• SiriusDecisions has identified five actionable planning assumptions that will drive the agendas of customer engagement leaders in 2019
  • Customer success, customer marketing and customer experience leaders are making significant progress toward adequate visibility and investment in existing customers
  • Customer engagement practitioners must continue to improve the customer experience to support retention, loyalty, growth and advocacy

The popular children’s book If You Give a Mouse a Cookie tells the story of a generous boy and a hungry mouse. The boy gives the mouse a cookie and a cycle of additional needs follow on – like a glass of milk to go with the cookie, a straw to drink the milk, a napkin to clean up, and so on.

customer engagement planning assumptions 2019 laptop screenWhat does that have to do with customer engagement? It’s pretty simple, actually. The story reinforces two important life lessons: that actions have consequences, and that there is a natural sequence to life. In B2B customer engagement, we are often tasked with enabling organizations to understand the same lessons the boy learns in the book. That is, if you treat customers poorly, there are downstream consequences, and if you don’t think about a smart way to tend to customer needs, like you did with buyer needs, you’ll find yourself and your organization in a permanent loop of trying and failing to satisfy needs you did not anticipate.

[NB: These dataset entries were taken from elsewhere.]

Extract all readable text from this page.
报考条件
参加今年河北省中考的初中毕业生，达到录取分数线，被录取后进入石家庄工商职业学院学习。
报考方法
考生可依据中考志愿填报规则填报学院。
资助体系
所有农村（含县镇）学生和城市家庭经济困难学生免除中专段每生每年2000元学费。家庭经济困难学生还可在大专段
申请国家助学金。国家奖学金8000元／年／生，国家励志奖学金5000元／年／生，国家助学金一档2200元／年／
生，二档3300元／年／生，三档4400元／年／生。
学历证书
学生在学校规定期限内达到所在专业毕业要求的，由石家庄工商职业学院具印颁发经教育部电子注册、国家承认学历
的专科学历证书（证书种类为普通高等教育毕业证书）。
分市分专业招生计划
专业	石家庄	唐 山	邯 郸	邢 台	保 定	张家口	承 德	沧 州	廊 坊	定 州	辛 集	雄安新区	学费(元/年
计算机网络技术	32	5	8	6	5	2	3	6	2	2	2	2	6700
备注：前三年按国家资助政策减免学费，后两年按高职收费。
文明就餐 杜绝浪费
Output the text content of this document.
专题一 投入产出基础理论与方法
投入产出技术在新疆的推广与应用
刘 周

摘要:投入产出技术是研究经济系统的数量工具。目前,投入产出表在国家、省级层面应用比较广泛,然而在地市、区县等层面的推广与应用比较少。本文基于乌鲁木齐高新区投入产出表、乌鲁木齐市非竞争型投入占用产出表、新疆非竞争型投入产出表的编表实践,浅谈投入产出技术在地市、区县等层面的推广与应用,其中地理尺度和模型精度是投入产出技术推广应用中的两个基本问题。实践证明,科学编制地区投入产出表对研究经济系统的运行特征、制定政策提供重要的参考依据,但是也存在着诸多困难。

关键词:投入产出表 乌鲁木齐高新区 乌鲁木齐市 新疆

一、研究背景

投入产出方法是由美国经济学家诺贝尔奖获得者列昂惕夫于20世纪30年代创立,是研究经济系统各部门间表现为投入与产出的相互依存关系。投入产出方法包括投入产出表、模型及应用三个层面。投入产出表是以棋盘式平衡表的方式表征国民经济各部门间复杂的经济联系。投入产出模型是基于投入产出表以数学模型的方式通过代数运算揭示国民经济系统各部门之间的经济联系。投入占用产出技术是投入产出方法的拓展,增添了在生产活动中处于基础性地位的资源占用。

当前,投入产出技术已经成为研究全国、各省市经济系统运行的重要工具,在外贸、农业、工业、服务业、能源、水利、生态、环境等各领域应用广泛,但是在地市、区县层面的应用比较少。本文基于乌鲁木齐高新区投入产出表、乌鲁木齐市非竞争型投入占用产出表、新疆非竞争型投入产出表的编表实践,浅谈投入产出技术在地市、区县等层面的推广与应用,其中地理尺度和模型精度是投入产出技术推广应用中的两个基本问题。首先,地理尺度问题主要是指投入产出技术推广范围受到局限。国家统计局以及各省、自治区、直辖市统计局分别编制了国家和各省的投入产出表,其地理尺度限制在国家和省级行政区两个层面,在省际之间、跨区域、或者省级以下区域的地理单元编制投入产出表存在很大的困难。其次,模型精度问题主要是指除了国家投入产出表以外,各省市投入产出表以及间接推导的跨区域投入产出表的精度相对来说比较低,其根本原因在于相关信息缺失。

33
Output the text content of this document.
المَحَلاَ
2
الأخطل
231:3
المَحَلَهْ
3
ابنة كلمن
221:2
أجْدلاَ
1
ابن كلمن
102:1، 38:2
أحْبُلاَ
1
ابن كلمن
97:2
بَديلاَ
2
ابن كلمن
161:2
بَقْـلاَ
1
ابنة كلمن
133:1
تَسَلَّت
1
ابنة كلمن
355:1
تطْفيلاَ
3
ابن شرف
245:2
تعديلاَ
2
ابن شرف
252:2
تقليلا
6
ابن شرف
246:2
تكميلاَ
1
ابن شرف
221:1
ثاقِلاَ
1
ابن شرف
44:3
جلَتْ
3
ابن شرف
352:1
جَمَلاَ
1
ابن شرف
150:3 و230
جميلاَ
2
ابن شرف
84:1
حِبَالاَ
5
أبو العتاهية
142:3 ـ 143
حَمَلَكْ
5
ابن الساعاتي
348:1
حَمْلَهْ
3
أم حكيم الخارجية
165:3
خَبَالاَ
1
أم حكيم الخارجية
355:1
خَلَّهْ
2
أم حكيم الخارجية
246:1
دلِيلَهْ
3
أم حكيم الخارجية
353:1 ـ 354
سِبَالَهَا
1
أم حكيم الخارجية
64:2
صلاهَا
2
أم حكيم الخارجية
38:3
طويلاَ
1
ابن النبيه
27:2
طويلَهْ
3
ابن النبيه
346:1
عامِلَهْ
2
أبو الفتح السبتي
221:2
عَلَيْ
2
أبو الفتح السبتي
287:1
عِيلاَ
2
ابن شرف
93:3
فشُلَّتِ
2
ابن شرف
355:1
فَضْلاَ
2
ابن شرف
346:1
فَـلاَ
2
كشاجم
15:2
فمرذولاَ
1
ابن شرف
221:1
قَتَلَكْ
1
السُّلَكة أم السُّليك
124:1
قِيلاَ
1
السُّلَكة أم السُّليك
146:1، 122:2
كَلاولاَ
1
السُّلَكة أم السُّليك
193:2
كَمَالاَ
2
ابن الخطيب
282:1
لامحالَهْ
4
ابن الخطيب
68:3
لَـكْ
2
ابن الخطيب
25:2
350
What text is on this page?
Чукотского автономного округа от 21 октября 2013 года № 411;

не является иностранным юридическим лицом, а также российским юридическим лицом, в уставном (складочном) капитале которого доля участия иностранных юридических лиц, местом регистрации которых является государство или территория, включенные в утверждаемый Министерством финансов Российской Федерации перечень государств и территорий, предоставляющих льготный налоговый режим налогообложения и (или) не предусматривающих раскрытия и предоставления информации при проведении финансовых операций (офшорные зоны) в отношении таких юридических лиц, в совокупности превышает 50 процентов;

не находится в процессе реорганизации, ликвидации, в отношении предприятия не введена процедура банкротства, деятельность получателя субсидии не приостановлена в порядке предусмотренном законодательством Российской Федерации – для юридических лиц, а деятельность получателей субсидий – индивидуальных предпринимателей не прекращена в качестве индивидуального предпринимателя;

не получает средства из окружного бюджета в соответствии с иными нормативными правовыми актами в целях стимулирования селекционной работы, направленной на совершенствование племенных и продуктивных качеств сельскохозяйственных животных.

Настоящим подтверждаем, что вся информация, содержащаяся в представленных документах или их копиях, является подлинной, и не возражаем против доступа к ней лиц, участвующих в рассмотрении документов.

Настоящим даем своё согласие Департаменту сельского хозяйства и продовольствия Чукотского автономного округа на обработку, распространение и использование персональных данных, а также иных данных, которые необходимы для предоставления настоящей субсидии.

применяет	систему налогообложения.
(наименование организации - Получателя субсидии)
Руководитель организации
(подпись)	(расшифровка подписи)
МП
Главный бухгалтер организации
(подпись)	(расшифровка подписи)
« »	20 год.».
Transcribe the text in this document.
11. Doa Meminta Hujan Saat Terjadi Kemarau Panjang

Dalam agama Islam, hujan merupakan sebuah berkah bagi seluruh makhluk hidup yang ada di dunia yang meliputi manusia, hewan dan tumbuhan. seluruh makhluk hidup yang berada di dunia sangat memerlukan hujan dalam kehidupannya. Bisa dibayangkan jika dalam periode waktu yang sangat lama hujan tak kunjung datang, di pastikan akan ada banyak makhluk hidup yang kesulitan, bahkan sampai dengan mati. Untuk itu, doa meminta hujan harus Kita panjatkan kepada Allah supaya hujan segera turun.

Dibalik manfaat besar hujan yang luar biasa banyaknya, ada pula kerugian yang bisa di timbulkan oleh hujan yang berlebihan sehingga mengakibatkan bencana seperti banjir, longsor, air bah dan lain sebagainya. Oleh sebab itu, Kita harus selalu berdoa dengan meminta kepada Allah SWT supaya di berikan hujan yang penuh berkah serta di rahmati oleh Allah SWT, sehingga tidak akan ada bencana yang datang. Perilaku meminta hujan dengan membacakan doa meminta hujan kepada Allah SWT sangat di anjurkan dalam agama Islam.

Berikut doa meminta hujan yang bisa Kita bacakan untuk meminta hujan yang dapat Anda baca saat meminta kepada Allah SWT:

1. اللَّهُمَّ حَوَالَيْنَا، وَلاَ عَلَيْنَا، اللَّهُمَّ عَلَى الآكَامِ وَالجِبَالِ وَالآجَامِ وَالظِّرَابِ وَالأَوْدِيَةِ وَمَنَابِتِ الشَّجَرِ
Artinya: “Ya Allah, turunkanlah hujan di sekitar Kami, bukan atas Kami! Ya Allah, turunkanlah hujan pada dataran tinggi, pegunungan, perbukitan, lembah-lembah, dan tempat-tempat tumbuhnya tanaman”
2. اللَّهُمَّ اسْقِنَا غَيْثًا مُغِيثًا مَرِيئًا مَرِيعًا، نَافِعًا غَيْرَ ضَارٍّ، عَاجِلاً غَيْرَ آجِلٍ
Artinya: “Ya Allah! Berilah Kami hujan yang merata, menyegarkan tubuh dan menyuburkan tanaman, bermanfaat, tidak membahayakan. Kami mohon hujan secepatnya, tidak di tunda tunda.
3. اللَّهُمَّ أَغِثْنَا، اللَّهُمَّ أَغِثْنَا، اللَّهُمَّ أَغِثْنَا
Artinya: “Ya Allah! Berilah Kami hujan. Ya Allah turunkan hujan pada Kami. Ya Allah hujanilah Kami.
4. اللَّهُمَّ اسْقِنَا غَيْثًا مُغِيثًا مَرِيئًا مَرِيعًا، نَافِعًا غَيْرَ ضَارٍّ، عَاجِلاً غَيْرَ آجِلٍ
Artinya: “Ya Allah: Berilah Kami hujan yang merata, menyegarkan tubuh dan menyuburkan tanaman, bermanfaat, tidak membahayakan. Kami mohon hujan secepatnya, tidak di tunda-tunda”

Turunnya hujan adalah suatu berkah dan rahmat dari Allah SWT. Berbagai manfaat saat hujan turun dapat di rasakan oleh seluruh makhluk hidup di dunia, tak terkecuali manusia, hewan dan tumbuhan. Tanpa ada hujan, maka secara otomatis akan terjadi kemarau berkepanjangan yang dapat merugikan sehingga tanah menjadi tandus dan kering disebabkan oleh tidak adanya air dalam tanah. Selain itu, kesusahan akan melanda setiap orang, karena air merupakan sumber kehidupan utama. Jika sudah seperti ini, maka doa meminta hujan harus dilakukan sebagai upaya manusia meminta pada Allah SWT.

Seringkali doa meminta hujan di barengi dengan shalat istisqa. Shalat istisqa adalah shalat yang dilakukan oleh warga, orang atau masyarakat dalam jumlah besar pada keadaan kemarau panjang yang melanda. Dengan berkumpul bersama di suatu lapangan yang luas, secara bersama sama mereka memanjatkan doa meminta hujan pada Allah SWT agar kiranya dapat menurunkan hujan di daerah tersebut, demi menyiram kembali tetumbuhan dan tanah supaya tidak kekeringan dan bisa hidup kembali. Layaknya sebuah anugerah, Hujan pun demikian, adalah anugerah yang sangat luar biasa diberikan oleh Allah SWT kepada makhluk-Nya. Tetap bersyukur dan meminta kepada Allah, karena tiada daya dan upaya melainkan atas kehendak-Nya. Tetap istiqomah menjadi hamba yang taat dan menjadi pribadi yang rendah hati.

As we enter planning season for 2019, customer engagement practitioners must think about how to justify additional investment in supporting the post-sale customer lifecycle for efficiency, retention, growth and advocacy. The five priorities that leaders should incorporate into their planning for 2019 are:

  • Business case and measurement. According to data from the SiriusDecisions Command Center®, B2B companies are increasing investment in all three areas of customer engagement – customer experience, customer marketing and customer success. That investment is balanced between the three areas (31 percent in customer success, 35 percent in customer marketing and 34 percent in customer experience). Although all three areas have been gaining traction over the past five years, we may finally be seeing organizations leveraging all three in a balanced fashion and improving collaboration while reducing the overlap so prevalent when functions are siloed.
  • Customer lifecycle and retention. Most B2B organizations have struggled to understand the difference between the buyer’s journey and the post-sale customer lifecycle. The evolution begins when recurring-revenue models become the norm and organizations realize the importance of getting customer relationships started on the right foot. This can result in a strong focus on onboarding, which is a great start. But it can also lead to bombarding customers with content and interactions early in the relationship – which can confuse or overwhelm customers, and slow down or even prevent their ability to achieve the outcomes they expect from their purchase. And if we send them everything we have right off the bat, we’ll have little to offer during the next stages of the lifecycle.
  • Customer references and advocacy. Because reference and advocacy programs are high-touch and labor-intensive, the need for some enabling technology becomes apparent early on. Certainly, organizations should think process, then technology, and tread carefully when choosing enabling technology. The demarcation between reference management, customer evidence, advocate marketing, customer communities and the necessary support systems, such as marketing automation and sales automation, will continue to blur. Lack of planning and technology alignment could derail the credibility of the customer advocacy program and lead to inefficiencies that, in a worst-case scenario, will become evident to customers and manifest themselves as disorganization. 
  • Insights and analytics. Ways of gathering customer feedback are evolving beyond surveying. Going forward, enhancements like predictive analytics and artificial intelligence (AI) will become commonplace in customer engagement, as they are becoming the norm in acquisition marketing. As these newer capabilities roll out, the consolidated intelligence that exists in the customer engagement function will make integration and adoption quicker – enabling organizations to recoup their investment and meet their retention and growth targets more quickly. That said, the most important question is “What is the organization DOING with the feedback?”
  • Functional design and development. Customer success, like other parts of the customer engagement ecosystem, has at its disposal more enabling technology and opportunity than ever that it can use to leverage data to make decisions, drive actions and measure impact. SiriusDecisions Command Center® data show 51 percent of organizations plan increased investment in customer success technology in the next 12 months, with another 38 percent planning to keep investment steady. While customer success organizations and leaders continue the (sometimes vehement) debate about the appropriate level of customer success responsibility for upsell and cross-sell and revenue retention, what’s not up for debate is the importance of the customer success organization’s ability to demonstrate its impact on company goals.

Like the mouse in the story, customers will always have more needs. Luckily, customer engagement leaders have more data and best practices available to them than ever before to anticipate and serve those needs. In today’s business climate, where buyers no longer give their B2B interactions a pass to be less efficient or personalized than their B2C interactions, it is imperative that organizations fully understand the value that their existing customers bring not only to the bottom line, but also to product innovation, process improvement and competitiveness. Because organizations are notoriously impatient, and executive focus can be fleeting, practitioners must take advantage of the available data (as in the SiriusDecisions Command Center), frameworks, models and best practices to maintain and accelerate progress in the coming year.